Approved donations are generally added back when computing adjusted income, as they are initially treated as non-deductible in the tax computation under some criteria, such as the limits imposed by tax regulations. In the examples provided, approved donations are calculated separately and then possibly handled as deductible later on in computing taxable incomes, reflecting their non-impact on provisional adjusted income but affecting statutory income through specific deduction arrangements . This treatment aligns with tax policies, where donations might not reduce taxable income or adjusted income directly but impact tax liability calculations at a different stage.

Variations in partners' capital contributions impact the computation of interest on capital returned to each partner, affecting their share of partnership income. If one partner contributes more capital, they will receive a larger share of interest, thus increasing their adjusted income. This financial mechanics ensure that partners are rewarded proportionally for their capital risk, influencing divisible income distribution and statutory income. For example, differences in the recorded interest in the sources showcase how variances in contribution directly impact financial returns received by each partner, potentially leading to unequal distributions that reflect initial capital contributions . Properly accounting for these differences is crucial for equitable income distribution and maintaining partner satisfaction and motivation within a partnership.

The profit-sharing ratio determines how divisible income is allocated among the partners, reflecting each partner's stake in the partnership's profits and losses.
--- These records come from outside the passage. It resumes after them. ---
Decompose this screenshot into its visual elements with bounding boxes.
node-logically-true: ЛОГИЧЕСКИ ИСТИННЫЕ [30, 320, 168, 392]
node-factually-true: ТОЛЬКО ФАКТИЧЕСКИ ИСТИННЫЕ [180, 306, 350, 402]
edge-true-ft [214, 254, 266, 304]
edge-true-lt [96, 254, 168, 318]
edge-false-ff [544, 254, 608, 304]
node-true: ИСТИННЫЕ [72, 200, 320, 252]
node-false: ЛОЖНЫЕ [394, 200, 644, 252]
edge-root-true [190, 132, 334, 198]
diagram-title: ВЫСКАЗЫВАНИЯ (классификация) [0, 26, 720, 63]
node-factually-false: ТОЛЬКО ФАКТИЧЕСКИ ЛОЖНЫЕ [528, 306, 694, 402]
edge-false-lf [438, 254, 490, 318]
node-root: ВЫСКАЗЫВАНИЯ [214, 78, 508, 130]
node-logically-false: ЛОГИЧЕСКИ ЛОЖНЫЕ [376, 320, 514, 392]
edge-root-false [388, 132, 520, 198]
In the document, the divisible income is apportioned based on each partner's share, ensuring equitable distribution according to their agreement. For example, if the sharing ratio is 70% to 30% between Lily and Lillian, the divisible amount is proportionally distributed to align with this ratio, impacting the individual adjusted income and subsequently the statutory income . The ratio ensures that each partner's contribution and agreement are respected in financial allocations, impacting their taxable income and financial responsibility within the partnership.